Estimation of multiple mean vectors in high dimension
Gilles Blanchard, Jean-Baptiste Fermanian, Hannah Marienwald
TL;DR
The paper tackles the challenge of estimating many high-dimensional mean vectors ${oldsymbol u}_k$ from independent samples by forming estimators as convex combinations of per-task empirical means. It develops two data-driven aggregation strategies: a testing-based method that selects neighbouring tasks to control bias and a Q-aggregation method that minimizes an upper confidence bound on the risk; both achieve oracle-like risk in wide ranges of high-dimensional regimes. The analysis establishes high-dimensional minimax results, showing the oracle risk is minimax optimal under certain homogeneity conditions, and demonstrates dimension-driven improvements (a blessing of dimensionality) as effective dimension grows. The methods are validated on multiple kernel mean embeddings, including artificial Gaussian data and real flow-cytometry data, where they yield substantial improvements over naive per-task estimates and competitive baselines. Together, the work advances practical, adaptive multi-task mean estimation in high dimensions, with implications for federated, personalized, and distributional learning using kernel embeddings and related representations.
Abstract
We endeavour to estimate numerous multi-dimensional means of various probability distributions on a common space based on independent samples. Our approach involves forming estimators through convex combinations of empirical means derived from these samples.

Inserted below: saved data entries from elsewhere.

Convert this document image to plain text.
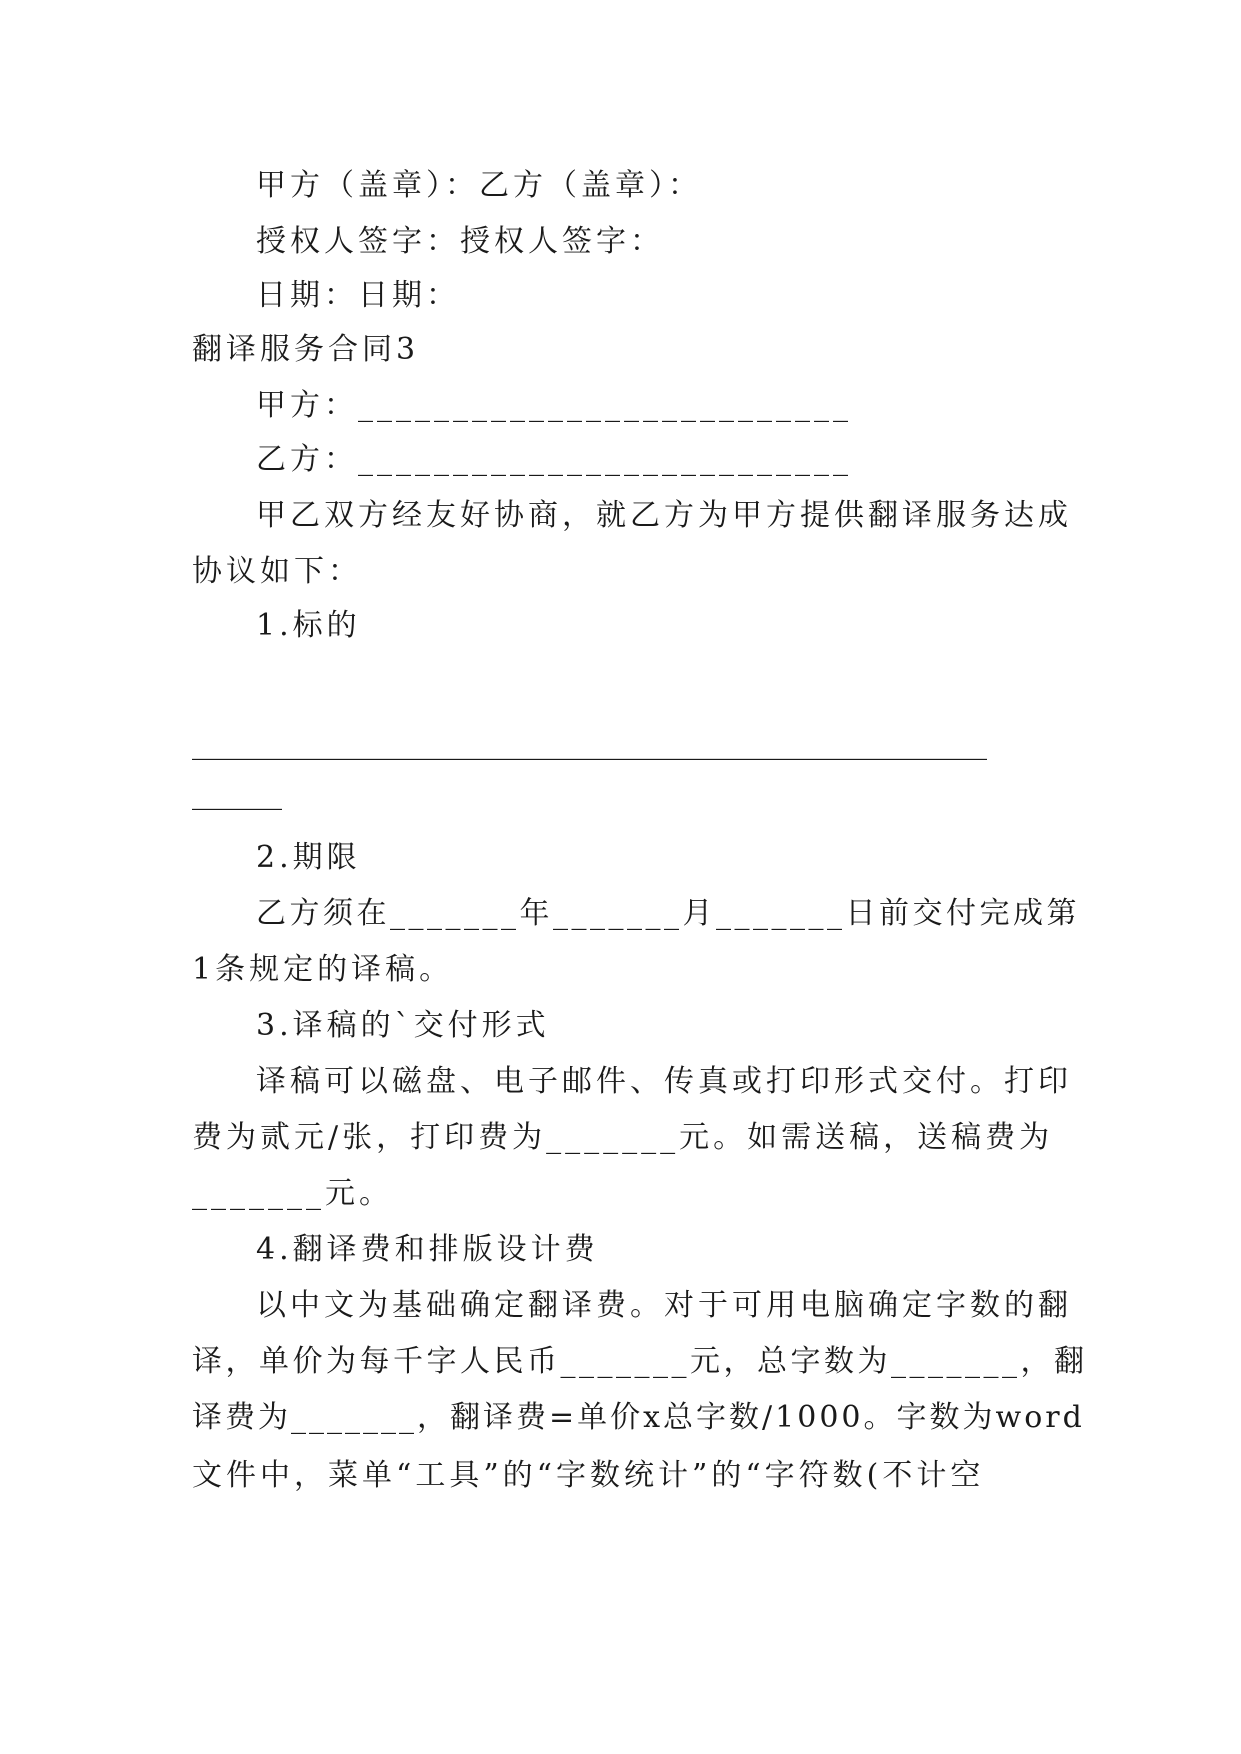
甲方（盖章）：乙方（盖章）：
授权人签字：授权人签字：
日期：日期：
翻译服务合同3
甲方：__________________________
乙方：__________________________
甲乙双方经友好协商，就乙方为甲方提供翻译服务达成
协议如下：
1.标的
_____________________________________________________
______
2.期限
乙方须在_______年_______月_______日前交付完成第
1条规定的译稿。
3.译稿的`交付形式
译稿可以磁盘、电子邮件、传真或打印形式交付。打印
费为贰元/张，打印费为_______元。如需送稿，送稿费为
_______元。
4.翻译费和排版设计费
以中文为基础确定翻译费。对于可用电脑确定字数的翻
译，单价为每千字人民币_______元，总字数为_______，翻
译费为_______，翻译费=单价x总字数/1000。字数为word
文件中，菜单“工具”的“字数统计”的“字符数(不计空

We introduce two strategies to find appropriate data-dependent convex combination weights: a first one employing a testing procedure to identify neighbouring means with low variance, which results in a closed-form plug-in formula for the weights, and a second one determining weights via minimization of an upper confidence bound on the quadratic risk. Through theoretical analysis, we evaluate the improvement in quadratic risk offered by our methods compared to the empirical means. Our analysis focuses on a dimensional asymptotics perspective, showing that our methods asymptotically approach an oracle (minimax) improvement as the effective dimension of the data increases. We demonstrate the efficacy of our methods in estimating multiple kernel mean embeddings through experiments on both simulated and real-world datasets.